Um administrador de empresas acumulou duas dívidas após investimentos malsucedidos. A primeira dívida possui o montante de R$ 22.000,00 e deve ser quitada em três meses. A segunda dívida é de montante 20% maior que a primeira e seu valor deve ser pago no fim de seis meses. Considerando uma taxa de juros simples mensal de 5%, qual o valor do pagamento único que liquide as duas dívidas após 4 meses? Considere: a) Não serão aplicadas quaisquer penalidades por atraso, apenas cobrança dos juros devidos. b) Pagamentos adiantados terão seus juros devidamente descontados.
- A)R$ 44.952,38
Errada: esse valor não corresponde à equivalência das duas dívidas na data de 4 meses com juros simples de 5% ao mês.
- B)R$ 47.100,00
Certa: ao trazer as duas dívidas para o mês 4, a primeira vai a R$ 23.100,00 e a segunda descontada fica em R$ 24.000,00, totalizando R$ 47.100,00.
- C)R$ 49.992,38
Errada: o total ficou acima do valor correto, indicando que houve erro ao capitalizar ou descontar as dívidas na data-base.
- D)R$ 52.140,00
Errada: esse valor não bate com a soma dos capitais equivalentes no 4º mês e normalmente aparece quando a conta é feita sem ajustar corretamente os prazos.
Gabarito: B
Aqui a ideia é comparar tudo na mesma data. Em Matemática Financeira, isso é o coração do fluxo de caixa: trazer cada dívida para um mesmo instante e só então somar. Como o pagamento único vai acontecer em 4 meses, você pega a dívida que vence no 3º mês e leva 1 mês adiante com juros simples, e pega a dívida que vence no 6º mês e traz 2 meses para trás com desconto simples.
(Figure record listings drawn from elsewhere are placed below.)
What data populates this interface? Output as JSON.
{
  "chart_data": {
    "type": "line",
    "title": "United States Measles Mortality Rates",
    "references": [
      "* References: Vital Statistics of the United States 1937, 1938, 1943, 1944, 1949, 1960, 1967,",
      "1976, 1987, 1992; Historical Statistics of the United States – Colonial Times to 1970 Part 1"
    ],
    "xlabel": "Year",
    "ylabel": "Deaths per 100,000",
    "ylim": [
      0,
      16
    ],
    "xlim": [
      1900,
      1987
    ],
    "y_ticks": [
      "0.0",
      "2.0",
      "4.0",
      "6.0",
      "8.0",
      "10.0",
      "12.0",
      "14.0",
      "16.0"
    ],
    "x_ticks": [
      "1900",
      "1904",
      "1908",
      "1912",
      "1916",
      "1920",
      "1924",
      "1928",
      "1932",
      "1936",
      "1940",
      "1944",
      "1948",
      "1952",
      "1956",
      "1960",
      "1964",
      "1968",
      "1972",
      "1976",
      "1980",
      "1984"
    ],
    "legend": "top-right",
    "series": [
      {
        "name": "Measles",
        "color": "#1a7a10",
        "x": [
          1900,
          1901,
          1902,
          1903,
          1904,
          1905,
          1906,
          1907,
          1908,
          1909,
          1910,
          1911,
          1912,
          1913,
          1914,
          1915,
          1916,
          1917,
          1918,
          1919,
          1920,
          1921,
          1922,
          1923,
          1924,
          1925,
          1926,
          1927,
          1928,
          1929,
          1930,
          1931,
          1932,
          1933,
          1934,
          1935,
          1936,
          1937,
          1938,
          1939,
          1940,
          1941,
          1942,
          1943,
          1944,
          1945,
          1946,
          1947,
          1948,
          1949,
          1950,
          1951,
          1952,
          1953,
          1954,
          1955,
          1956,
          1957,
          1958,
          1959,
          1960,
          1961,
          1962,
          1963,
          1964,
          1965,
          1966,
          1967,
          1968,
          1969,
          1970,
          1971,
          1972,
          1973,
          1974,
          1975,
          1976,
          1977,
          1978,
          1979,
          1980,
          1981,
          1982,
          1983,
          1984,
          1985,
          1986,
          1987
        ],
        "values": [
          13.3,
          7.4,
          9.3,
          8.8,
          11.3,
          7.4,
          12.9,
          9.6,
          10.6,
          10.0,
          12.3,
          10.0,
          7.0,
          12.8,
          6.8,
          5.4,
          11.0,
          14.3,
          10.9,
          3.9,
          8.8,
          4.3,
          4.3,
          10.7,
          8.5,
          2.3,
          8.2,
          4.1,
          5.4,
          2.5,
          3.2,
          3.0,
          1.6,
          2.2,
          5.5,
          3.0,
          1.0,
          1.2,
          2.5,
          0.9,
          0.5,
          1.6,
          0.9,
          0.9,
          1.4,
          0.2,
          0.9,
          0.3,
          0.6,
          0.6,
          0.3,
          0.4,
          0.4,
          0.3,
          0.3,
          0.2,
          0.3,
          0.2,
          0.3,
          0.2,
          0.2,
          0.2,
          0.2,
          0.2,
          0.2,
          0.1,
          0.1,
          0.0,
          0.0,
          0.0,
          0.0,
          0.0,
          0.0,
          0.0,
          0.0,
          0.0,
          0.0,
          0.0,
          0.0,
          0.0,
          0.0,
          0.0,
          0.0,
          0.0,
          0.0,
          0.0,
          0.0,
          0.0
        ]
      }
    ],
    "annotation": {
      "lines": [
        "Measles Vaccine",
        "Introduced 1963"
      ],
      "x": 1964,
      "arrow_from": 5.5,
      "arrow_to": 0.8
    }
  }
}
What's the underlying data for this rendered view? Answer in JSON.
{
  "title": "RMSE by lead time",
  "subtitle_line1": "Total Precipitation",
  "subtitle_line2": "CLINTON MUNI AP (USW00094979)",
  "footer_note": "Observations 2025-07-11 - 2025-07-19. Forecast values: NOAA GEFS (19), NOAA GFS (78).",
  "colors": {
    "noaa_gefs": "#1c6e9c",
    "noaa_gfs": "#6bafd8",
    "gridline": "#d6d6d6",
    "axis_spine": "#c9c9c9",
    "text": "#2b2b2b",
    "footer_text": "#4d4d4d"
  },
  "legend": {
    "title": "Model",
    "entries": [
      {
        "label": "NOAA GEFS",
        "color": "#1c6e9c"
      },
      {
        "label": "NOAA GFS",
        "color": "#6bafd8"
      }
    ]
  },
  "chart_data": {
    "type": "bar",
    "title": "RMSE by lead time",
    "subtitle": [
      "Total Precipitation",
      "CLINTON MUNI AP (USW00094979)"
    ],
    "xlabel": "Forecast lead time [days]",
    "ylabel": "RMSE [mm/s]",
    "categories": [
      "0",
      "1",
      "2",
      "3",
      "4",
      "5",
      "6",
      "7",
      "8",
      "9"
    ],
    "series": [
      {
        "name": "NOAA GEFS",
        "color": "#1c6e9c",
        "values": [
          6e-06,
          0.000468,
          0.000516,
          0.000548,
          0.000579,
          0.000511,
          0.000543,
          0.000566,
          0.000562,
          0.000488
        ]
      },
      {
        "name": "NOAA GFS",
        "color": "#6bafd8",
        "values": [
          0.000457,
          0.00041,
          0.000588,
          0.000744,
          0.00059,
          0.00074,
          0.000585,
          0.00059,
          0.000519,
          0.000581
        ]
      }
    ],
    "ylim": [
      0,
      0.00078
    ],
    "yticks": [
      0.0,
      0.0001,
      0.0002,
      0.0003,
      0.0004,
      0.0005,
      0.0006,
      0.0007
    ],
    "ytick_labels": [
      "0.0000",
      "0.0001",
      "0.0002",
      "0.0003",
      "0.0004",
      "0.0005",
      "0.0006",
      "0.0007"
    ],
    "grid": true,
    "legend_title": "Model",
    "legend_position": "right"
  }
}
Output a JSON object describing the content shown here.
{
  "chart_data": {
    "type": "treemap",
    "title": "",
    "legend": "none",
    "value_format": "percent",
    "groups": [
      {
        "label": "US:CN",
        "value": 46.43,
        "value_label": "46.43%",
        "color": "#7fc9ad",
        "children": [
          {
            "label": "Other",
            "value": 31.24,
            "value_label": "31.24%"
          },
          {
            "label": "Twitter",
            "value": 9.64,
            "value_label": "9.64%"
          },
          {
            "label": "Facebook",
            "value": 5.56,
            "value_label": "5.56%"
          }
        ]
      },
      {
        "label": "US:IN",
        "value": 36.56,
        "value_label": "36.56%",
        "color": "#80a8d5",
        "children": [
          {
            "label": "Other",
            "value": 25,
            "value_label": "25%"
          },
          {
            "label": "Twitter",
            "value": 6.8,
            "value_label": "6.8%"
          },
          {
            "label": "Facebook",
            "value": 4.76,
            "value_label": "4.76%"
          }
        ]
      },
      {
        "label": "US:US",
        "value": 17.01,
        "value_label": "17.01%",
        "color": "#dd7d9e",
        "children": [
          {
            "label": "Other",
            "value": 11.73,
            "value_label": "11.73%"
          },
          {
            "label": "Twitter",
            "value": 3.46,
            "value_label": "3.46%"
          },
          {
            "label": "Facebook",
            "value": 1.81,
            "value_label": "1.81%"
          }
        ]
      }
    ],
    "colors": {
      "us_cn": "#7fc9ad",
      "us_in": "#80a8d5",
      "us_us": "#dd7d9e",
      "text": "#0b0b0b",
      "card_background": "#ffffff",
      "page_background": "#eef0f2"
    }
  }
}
Na prática, a primeira dívida de R$ 22.000,00 vira R$ 23.100,00 em 4 meses, porque em juros simples: 22.000 x (1 + 0,05 x 1) = 23.100. A segunda dívida é 20% maior, então vale R$ 26.400,00 no vencimento. Como ela seria paga 2 meses depois do instante escolhido, você desconta 2 meses: 26.400 / (1 + 0,05 x 2) = 26.400 / 1,10 = R$ 24.000,00. Somando as duas quantias na data de 4 meses, temos R$ 23.100,00 + R$ 24.000,00 = R$ 47.100,00. É por isso que o gabarito é a alternativa B. O raciocínio é exatamente o mesmo de equivalência de capitais: mesma data, mesmo valor financeiro. Esse tipo de questão usa a lógica clássica de fluxo de caixa e equivalência temporal, muito cobrada em concursos. Em juros simples, o ajuste é linear, então a conta costuma ficar bem mais amigável do que parece no enunciado.